Whistleblower Defense Alert: Sixth Circuit Affirms Importance of Government Witnesses in Materiality Analysis
By: Patrick M. Hagan and Daniel E. Shuey
A recent Sixth Circuit opinion provides defendants a valuable roadmap for using government witness testimony to defeat False Claims Act (FCA) claims on materiality grounds at the summary judgment stage. In U.S. ex rel. American Systems Consulting, Inc. v. ManTech Advanced Systems Int’l Inc., Case No. 14-3269 (6th Cir.), the court rejected the relator’s argument that materiality decisions should be left to a jury. Instead, the court expressly held that “a judge may decide as a matter of law whether a misrepresentation was material under the FCA.” Because all of the key government decision-makers testified that the alleged misrepresentations did not affect their decisions, the Sixth Circuit held that the alleged misrepresentations were objectively immaterial.
As discussed in a previous Whistleblower Defense Alert, the district court in this case granted summary judgment to the defendant based on the favorable testimony of key government witnesses. The Sixth Circuit opinion adopted the district court’s reasoning on the key factual and legal issues.
First, the Sixth Circuit rejected the relator’s attacks on the consistent testimony of the key government decision-makers, holding that the relator could not create a fact dispute based on the speculative testimony of a government official not involved in the decision-making process or the speculative opinion of an expert. This holding is consistent with the line of cases stating that a relator cannot substitute his own subjective interpretation for that of the relevant decision-makers.
Second, the Sixth Circuit also adopted the district court’s approach to applying the natural tendency materiality test. In rejecting the relator’s argument that the district court incorrectly applied the subjective outcome materiality test rather than the more lenient and objective natural tendency test, the Sixth Circuit explained that “[s]tatements by the actual decision-makers may be (and often are) the best available evidence of whether alleged misrepresentations had an objective, natural tendency to affect a reasonable government decision-maker.” While this statement may seem obvious, relators (and sometimes the Department of Justice) have argued that the natural tendency test merely requires a showing that on some day, some government decision-maker could have been influenced to some extent by the representations at issue. The Sixth Circuit correctly explained that the natural tendency test is more concrete than theoretical and that actual evidence of immateriality cannot be ignored.

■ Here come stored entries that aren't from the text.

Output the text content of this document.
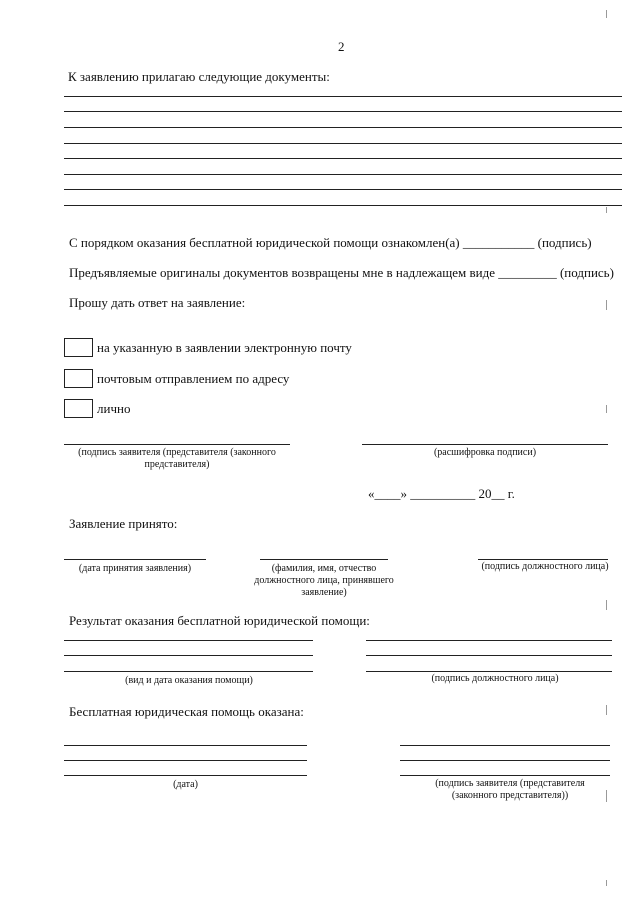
2
К заявлению прилагаю следующие документы:
С порядком оказания бесплатной юридической помощи ознакомлен(а) ___________ (подпись)
Предъявляемые оригиналы документов возвращены мне в надлежащем виде _________ (подпись)
Прошу дать ответ на заявление:
на указанную в заявлении электронную почту
почтовым отправлением по адресу
лично
(подпись заявителя (представителя (законного представителя)
(расшифровка подписи)
«____» __________ 20__ г.
Заявление принято:
(дата принятия заявления)	(фамилия, имя, отчество должностного лица, принявшего заявление)
(подпись должностного лица)
Результат оказания бесплатной юридической помощи:
(вид и дата оказания помощи)	(подпись должностного лица)
Бесплатная юридическая помощь оказана:
(дата)	(подпись заявителя (представителя (законного представителя))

The Sixth Circuit stopped short of issuing a bright-line pronouncement that favorable testimony by the key government decision-makers always necessitates a finding of immateriality. The court left open the possibility that the government-decision makers could have been tainted by bias or have acted irrationally. Although the Sixth Circuit did not explicitly say it was imposing a burden-shifting approach, it may be the practical effect of the opinion. When a defendant introduces uncontroverted evidence that the representations at issue were immaterial, summary judgment is appropriate unless the relator can show that the government decision-makers acted unreasonably.
Similarly, the Sixth Circuit noted that the government’s decision to continue doing business with a contractor after it discovers an alleged misrepresentation weighs against a finding of materiality but is not dispositive. The court observed that the evidence may demonstrate that other factors led the government to continue a contract despite a material misrepresentation. See United States ex rel. Harrison v. Westinghouse Savannah River Co., 352 F.3d 908, 917 (4th Cir. 2003). Again, the Sixth Circuit appears to put the burden on the relator to come forward with specific evidence in order to avoid summary judgment.
This opinion reaffirms the fact that government decision makers can be a defendant’s strongest witnesses. The Sixth Circuit blessed the use of government decision-maker testimony to prove immateriality as a matter of law by resolving the inherent tension that exists whenever a defendant attempts to use subjective testimony to prove immateriality under the objective “natural tendency” standard. In our previous Whistleblower Defense Alert, we suggested that “ManTech instructs that FCA defendants should seek helpful evidence regarding all three “phases” of the government’s decision-making process: (1) that the government did not intend to condition payment on the issues in question; (2) that the government did not consider the misrepresentations at issue when making the payment decision; and (3) that, after being informed of the misrepresentations at issue, the government continued to do business with the defendant. By obtaining comprehensive evidence of immateriality in discovery, a defendant can foreclose any theoretical arguments by the relator that the misrepresentations at issue could have influenced the government’s payment decision.” The Sixth Circuit’s decision has only reinforced the importance of obtaining that evidence.